The reputation of Poland in the field of IT has made Poland an attractive place for software houses but has also made Poles a wanted workforce around Europe. Finland is one of the countries chronically lacking professional developers. However, skilled programmers are highly appreciated also in their home country, Poland, where compensation for an experienced employee is often way higher than the average salary. The average gross income for a seasoned coder is actually only slightly higher in Finland than in Poland. At the same time, living costs are a lot higher in Finland, especially in the capital region. In other words, the purchasing power is stronger in Poland, which makes Poland financially more profitable to live in for a software engineer.
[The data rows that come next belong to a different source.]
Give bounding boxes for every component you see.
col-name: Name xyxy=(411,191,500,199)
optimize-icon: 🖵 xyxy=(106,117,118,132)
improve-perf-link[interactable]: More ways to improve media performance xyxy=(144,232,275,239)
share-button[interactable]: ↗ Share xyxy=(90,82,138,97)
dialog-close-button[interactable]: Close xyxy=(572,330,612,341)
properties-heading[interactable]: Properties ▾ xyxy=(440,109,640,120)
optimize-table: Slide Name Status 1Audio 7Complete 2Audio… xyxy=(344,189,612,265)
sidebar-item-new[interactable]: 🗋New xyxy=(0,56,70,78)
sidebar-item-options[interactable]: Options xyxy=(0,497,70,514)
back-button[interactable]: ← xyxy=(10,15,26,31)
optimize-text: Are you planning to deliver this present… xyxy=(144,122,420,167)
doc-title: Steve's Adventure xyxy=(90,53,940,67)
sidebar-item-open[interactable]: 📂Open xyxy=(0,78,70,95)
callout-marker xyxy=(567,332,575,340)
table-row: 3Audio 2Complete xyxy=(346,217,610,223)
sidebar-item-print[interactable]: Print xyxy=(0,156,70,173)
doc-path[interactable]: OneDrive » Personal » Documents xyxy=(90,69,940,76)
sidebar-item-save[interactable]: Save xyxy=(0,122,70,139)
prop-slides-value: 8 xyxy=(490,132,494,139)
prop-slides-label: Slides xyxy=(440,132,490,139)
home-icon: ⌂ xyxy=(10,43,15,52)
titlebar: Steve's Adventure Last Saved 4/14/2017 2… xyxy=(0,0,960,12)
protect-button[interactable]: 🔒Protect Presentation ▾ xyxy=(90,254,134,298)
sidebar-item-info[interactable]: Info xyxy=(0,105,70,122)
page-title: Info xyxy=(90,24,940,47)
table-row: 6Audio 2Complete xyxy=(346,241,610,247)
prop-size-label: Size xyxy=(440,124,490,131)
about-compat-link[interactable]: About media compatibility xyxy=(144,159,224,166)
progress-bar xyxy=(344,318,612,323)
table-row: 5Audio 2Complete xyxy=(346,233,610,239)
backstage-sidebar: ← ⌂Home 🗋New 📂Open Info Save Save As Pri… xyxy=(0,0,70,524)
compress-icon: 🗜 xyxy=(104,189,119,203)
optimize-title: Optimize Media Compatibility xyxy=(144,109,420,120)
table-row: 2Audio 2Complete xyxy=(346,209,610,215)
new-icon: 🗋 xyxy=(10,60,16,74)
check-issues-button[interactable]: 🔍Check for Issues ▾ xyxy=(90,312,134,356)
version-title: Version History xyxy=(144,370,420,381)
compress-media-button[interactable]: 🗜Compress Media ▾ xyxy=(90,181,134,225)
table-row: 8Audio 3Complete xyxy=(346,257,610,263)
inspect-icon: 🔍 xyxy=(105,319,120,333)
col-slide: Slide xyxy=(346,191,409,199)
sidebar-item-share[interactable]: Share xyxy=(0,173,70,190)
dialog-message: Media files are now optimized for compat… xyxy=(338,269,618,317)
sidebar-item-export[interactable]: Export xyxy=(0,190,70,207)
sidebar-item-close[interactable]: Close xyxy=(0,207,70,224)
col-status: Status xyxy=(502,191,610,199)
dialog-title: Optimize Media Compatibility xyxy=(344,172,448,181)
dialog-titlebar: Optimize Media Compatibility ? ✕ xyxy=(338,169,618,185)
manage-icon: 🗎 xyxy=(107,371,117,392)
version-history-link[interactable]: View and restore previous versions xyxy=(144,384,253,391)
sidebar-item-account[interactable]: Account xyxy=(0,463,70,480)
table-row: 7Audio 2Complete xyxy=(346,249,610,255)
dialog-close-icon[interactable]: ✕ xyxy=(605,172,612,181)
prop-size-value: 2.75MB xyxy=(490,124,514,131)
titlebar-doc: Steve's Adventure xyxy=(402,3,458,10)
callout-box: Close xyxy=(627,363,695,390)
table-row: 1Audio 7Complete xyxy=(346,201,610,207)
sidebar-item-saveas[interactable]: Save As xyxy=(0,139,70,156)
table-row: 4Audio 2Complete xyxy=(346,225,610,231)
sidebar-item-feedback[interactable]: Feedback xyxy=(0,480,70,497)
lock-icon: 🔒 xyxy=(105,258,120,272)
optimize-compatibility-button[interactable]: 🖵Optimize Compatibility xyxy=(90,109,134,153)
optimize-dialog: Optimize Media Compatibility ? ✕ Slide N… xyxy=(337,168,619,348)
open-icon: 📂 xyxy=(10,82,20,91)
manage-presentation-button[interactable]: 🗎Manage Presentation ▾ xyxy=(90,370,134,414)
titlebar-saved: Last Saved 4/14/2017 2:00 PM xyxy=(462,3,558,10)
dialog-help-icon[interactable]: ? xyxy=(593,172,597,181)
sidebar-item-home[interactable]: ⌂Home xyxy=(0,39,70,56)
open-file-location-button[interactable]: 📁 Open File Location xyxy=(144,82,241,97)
Even though Finland can’t beat Poland by offering higher wages, it might have something else to offer. Closeness of nature even in bigger cities, safety, possibility to have a good work-life balance, career possibilities and interesting enterprises have been listed as Finland’s strengths by IT specialists from various countries. The wide usage of the most modern technologies was also pointed out as an attractive characteristic of Finland. To fill the shortage of programmers, Finland could try to invite Poles to work here by spreading information about the country among Poles. There seems to be a tendency that the Poles who have some deeper knowledge or experience of Finland, for example due to an exchange student year, are more eager to come and stay in Finland.

Other possibility is to learn from Poles – what is the secret of Poland? How have they succeeded in creating the brand of talented programmers? First of all, the education system plays a key role here. The basics of programming are nowadays taught at elementary schools. This goes hand in hand with the far-reaching development in the Polish school system: the importance of natural sciences, especially mathematics, has been a cornerstone for years. This has created a solid base for teaching and learning programming – both programming and mathematics are by nature problem-solving, where logical thinking is essential.

Also, the institutions of higher education have been adjusted to meet the higher demand of people with programming skills. There are over 500 universities in Poland, and 10,000–15,000 new specialists graduate annually from Polish technical universities. Modern study programs in the field of IT and high level of teaching interest Poles. For those looking for an even more agile solution there are special coding schools. Today, Poles also tend to choose the study field rather on the basis of employment possibilities than out of pure interest. And career possibilities they certainly do have in their home country. It’s not only the large number of open positions that attracts them but especially fair chances for career development. Software houses are offering a wide spectrum of possibilities to broaden employees’ know-how in different technologies and programming languages. The advancement is also relatively fast: in average, the best programmers get a senior title after four years.

As explained, there isn’t only one factor that has led to the favourable situation in Poland. And of course the demography can’t be forgotten either: Poland’s population, 38 million, is almost 8 times higher than in Finland. Not everybody can become a programmer, but it’s at least worth investigating what could be done in order to make programming an attractive study and work field again here. After all, Finland is the home country of Nokia, but currently the amount of IT students and also university places is diminishing. There certainly are lessons to learn from Poland. The country has become a key player in the world of IT – this is no small thing in the era of growing digitalization in almost every area of life.